应兰州大学数学与统计学院院长李万同教授邀请,美国杨伯翰大学(Brigham Young University)吕克宁教授将于2022年4月27日-4月28日与我校有关师生进行在线学术研讨,其中4月28日举行线上专题学术报告。

报告题目: Ergodicity, mixing, limit theorems for quasi-periodically forced 2D stochastic Navier-Stokes Equations

时 间: 4月28日上午10:00

腾讯会议ID:755 292 205

摘 要: We consider the incompressible 2D Navier-Stokes equations on the torus driven by a deterministic time quasi-periodic force and a noise that is white in time and extremely degenerate in Fourier space. We show that the asymptotic statistical behavior is characterized by a uniquely ergodic and exponentially mixing quasi-periodic invariant measure. The result is true for any value of the viscosity $\nu>0$. By utilizing this quasi-periodic invariant measure, we show the strong law of large numbers and central limit theorem for the continuous time inhomogeneous solution processes.
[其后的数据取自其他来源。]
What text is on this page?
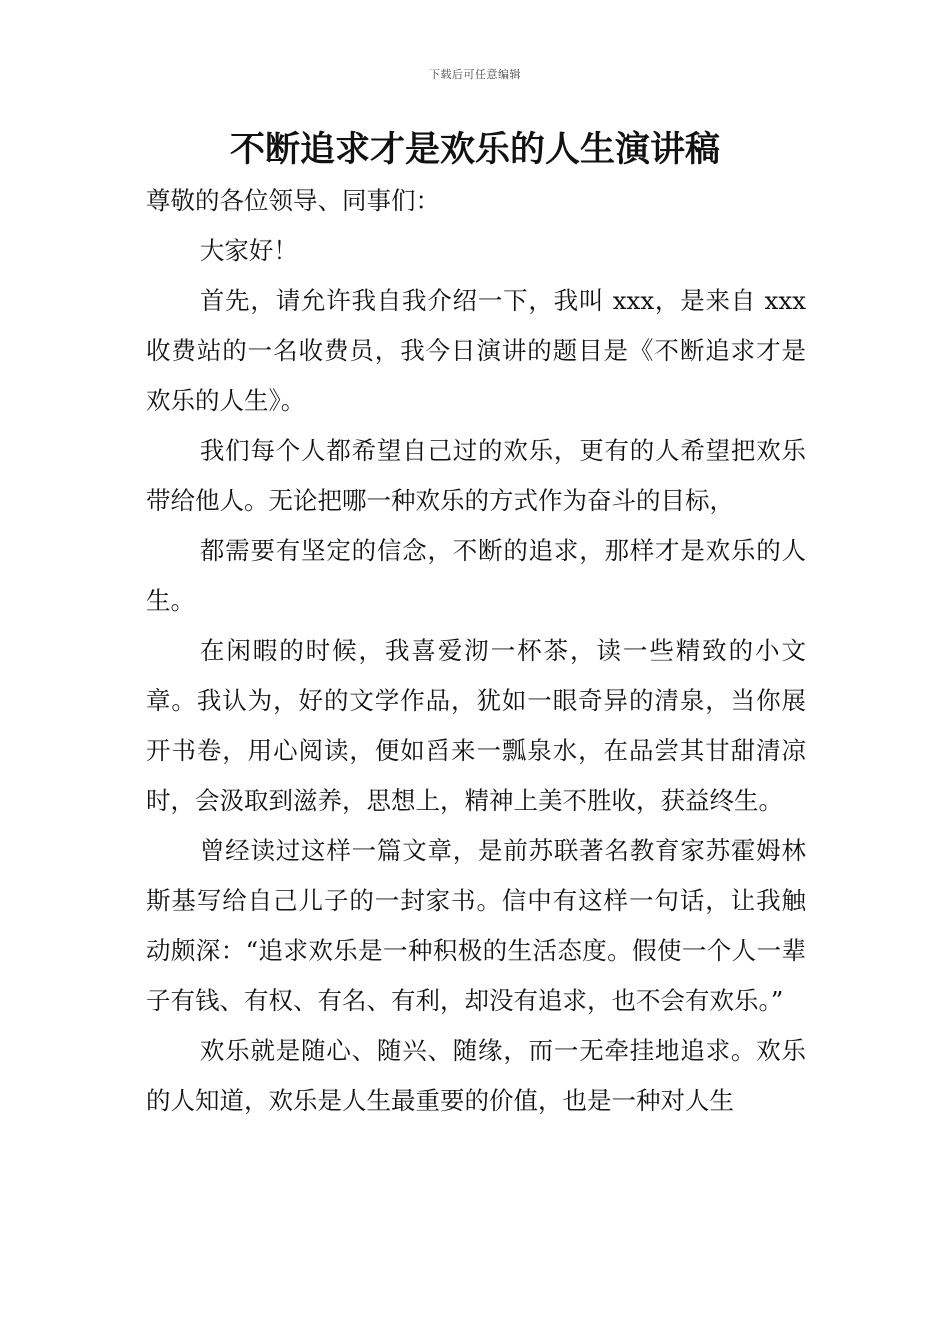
下载后可任意编辑
不断追求才是欢乐的人生演讲稿

尊敬的各位领导、同事们：

大家好！

首先，请允许我自我介绍一下，我叫 xxx，是来自 xxx 收费站的一名收费员，我今日演讲的题目是《不断追求才是欢乐的人生》。

我们每个人都希望自己过的欢乐，更有的人希望把欢乐带给他人。无论把哪一种欢乐的方式作为奋斗的目标，

都需要有坚定的信念，不断的追求，那样才是欢乐的人生。

在闲暇的时候，我喜爱沏一杯茶，读一些精致的小文章。我认为，好的文学作品，犹如一眼奇异的清泉，当你展开书卷，用心阅读，便如舀来一瓢泉水，在品尝其甘甜清凉时，会汲取到滋养，思想上，精神上美不胜收，获益终生。

曾经读过这样一篇文章，是前苏联著名教育家苏霍姆林斯基写给自己儿子的一封家书。信中有这样一句话，让我触动颇深：“追求欢乐是一种积极的生活态度。假使一个人一辈子有钱、有权、有名、有利，却没有追求，也不会有欢乐。”

欢乐就是随心、随兴、随缘，而一无牵挂地追求。欢乐的人知道，欢乐是人生最重要的价值，也是一种对人生
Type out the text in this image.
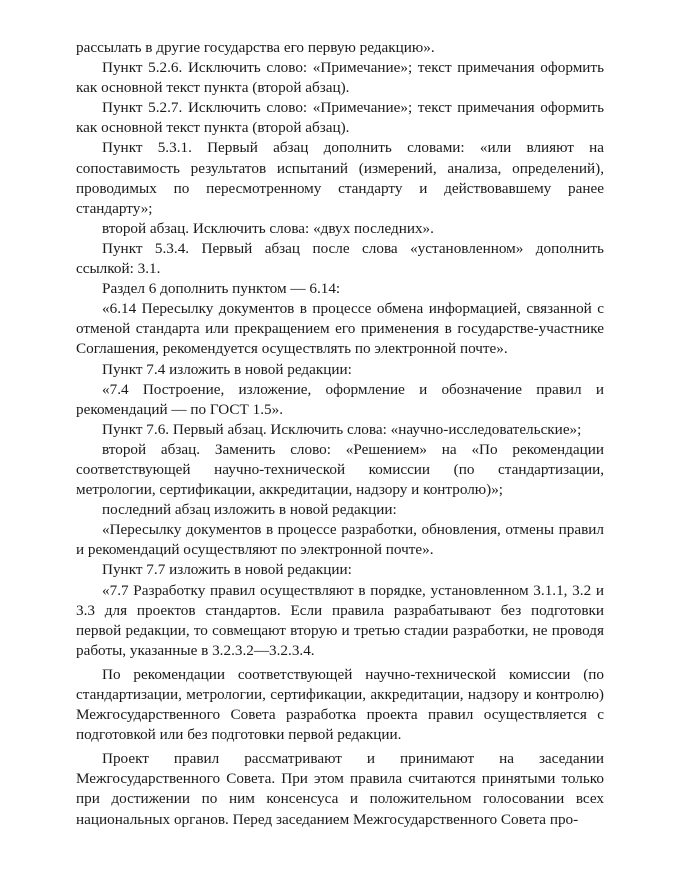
рассылать в другие государства его первую редакцию».

Пункт 5.2.6. Исключить слово: «Примечание»; текст примечания оформить как основной текст пункта (второй абзац).

Пункт 5.2.7. Исключить слово: «Примечание»; текст примечания оформить как основной текст пункта (второй абзац).

Пункт 5.3.1. Первый абзац дополнить словами: «или влияют на сопоставимость результатов испытаний (измерений, анализа, определений), проводимых по пересмотренному стандарту и действовавшему ранее стандарту»;

второй абзац. Исключить слова: «двух последних».

Пункт 5.3.4. Первый абзац после слова «установленном» дополнить ссылкой: 3.1.

Раздел 6 дополнить пунктом — 6.14:

«6.14 Пересылку документов в процессе обмена информацией, связанной с отменой стандарта или прекращением его применения в государстве-участнике Соглашения, рекомендуется осуществлять по электронной почте».

Пункт 7.4 изложить в новой редакции:

«7.4 Построение, изложение, оформление и обозначение правил и рекомендаций — по ГОСТ 1.5».

Пункт 7.6. Первый абзац. Исключить слова: «научно-исследовательские»;

второй абзац. Заменить слово: «Решением» на «По рекомендации соответствующей научно-технической комиссии (по стандартизации, метрологии, сертификации, аккредитации, надзору и контролю)»;

последний абзац изложить в новой редакции:

«Пересылку документов в процессе разработки, обновления, отмены правил и рекомендаций осуществляют по электронной почте».

Пункт 7.7 изложить в новой редакции:

«7.7 Разработку правил осуществляют в порядке, установленном 3.1.1, 3.2 и 3.3 для проектов стандартов. Если правила разрабатывают без подготовки первой редакции, то совмещают вторую и третью стадии разработки, не проводя работы, указанные в 3.2.3.2—3.2.3.4.

По рекомендации соответствующей научно-технической комиссии (по стандартизации, метрологии, сертификации, аккредитации, надзору и контролю) Межгосударственного Совета разработка проекта правил осуществляется с подготовкой или без подготовки первой редакции.

Проект правил рассматривают и принимают на заседании Межгосударственного Совета. При этом правила считаются принятыми только при достижении по ним консенсуса и положительном голосовании всех национальных органов. Перед заседанием Межгосударственного Совета про-
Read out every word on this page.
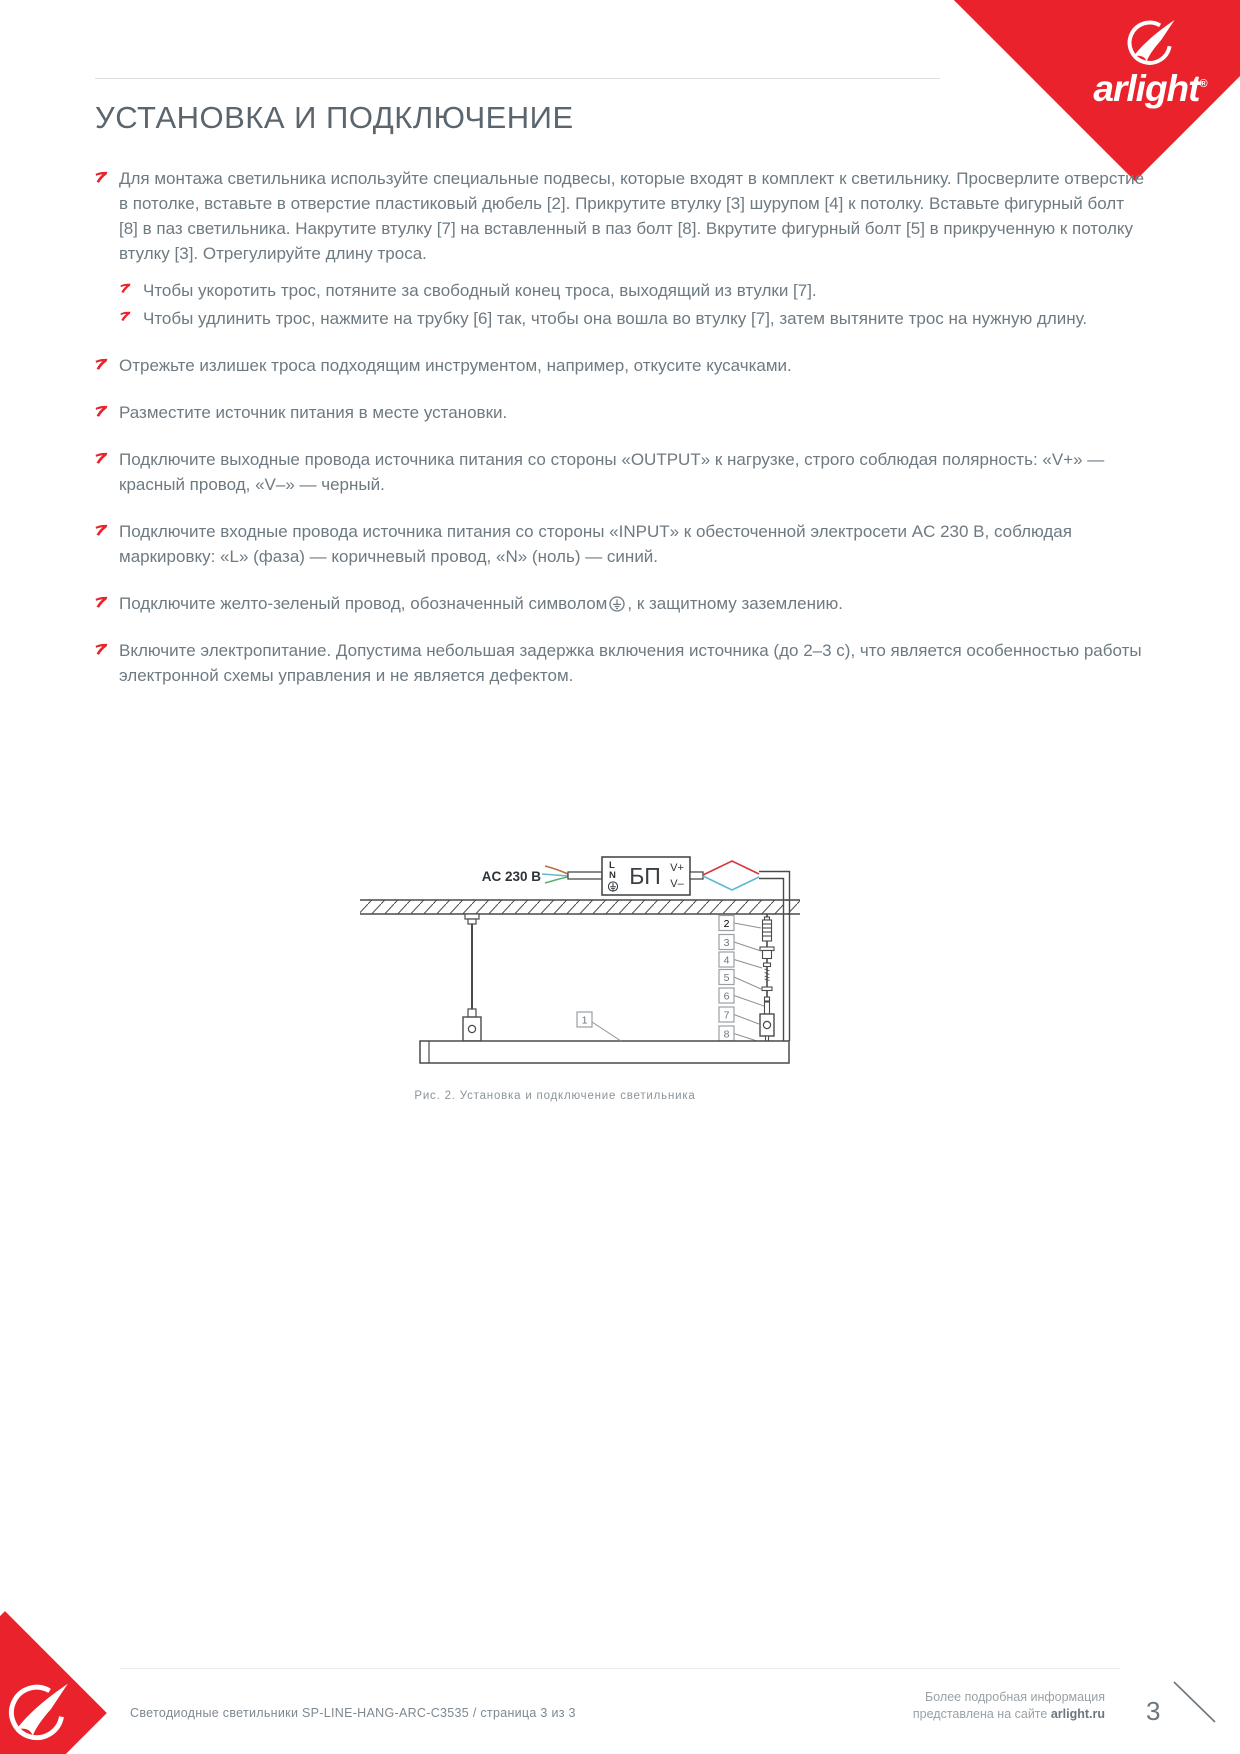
arlight®
УСТАНОВКА И ПОДКЛЮЧЕНИЕ

Для монтажа светильника используйте специальные подвесы, которые входят в комплект к светильнику. Просверлите отверстие в потолке, вставьте в отверстие пластиковый дюбель [2]. Прикрутите втулку [3] шурупом [4] к потолку. Вставьте фигурный болт [8] в паз светильника. Накрутите втулку [7] на вставленный в паз болт [8]. Вкрутите фигурный болт [5] в прикрученную к потолку втулку [3]. Отрегулируйте длину троса.

Чтобы укоротить трос, потяните за свободный конец троса, выходящий из втулки [7].

Чтобы удлинить трос, нажмите на трубку [6] так, чтобы она вошла во втулку [7], затем вытяните трос на нужную длину.

Отрежьте излишек троса подходящим инструментом, например, откусите кусачками.

Разместите источник питания в месте установки.

Подключите выходные провода источника питания со стороны «OUTPUT» к нагрузке, строго соблюдая полярность: «V+» — красный провод, «V–» — черный.

Подключите входные провода источника питания со стороны «INPUT» к обесточенной электросети AC 230 В, соблюдая маркировку: «L» (фаза) — коричневый провод, «N» (ноль) — синий.

Подключите желто-зеленый провод, обозначенный символом , к защитному заземлению.

Включите электропитание. Допустима небольшая задержка включения источника (до 2–3 с), что является особенностью работы электронной схемы управления и не является дефектом.

AC 230 В
L
N БП V+
V–
2
3
4
5
6
7
8
1
Рис. 2. Установка и подключение светильника
Светодиодные светильники SP-LINE-HANG-ARC-C3535 / страница 3 из 3
Более подробная информация
представлена на сайте arlight.ru 3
Estimates of the corresponding rate of convergence are also obtained, which is the same as in the time homogeneous case for the strong law of large numbers, while the convergence rate in the central limit theorem depends on the Diophantine approximation property on the quasi-periodic frequency and the mixing rate of the quasi-periodic invariant measure. We also prove the existence of a stable quasi-periodic solution in the laminar case (when the viscosity is large). This talk is based on a joint work with Liu Rongchang.


吕克宁教授简介

吕克宁,现任美国杨伯翰大学教授,从事无穷维动力系统的研究,已发表论文80余篇,发表期刊包括《Invent. Math.》、《Comm. Pure Appl. Math.》、《Mem. Amer. Math. Soc.》、《Arch. Rational Mech. Anal.》、《Adv. Math.》。现任《Journal of Differential Equations》共同主编。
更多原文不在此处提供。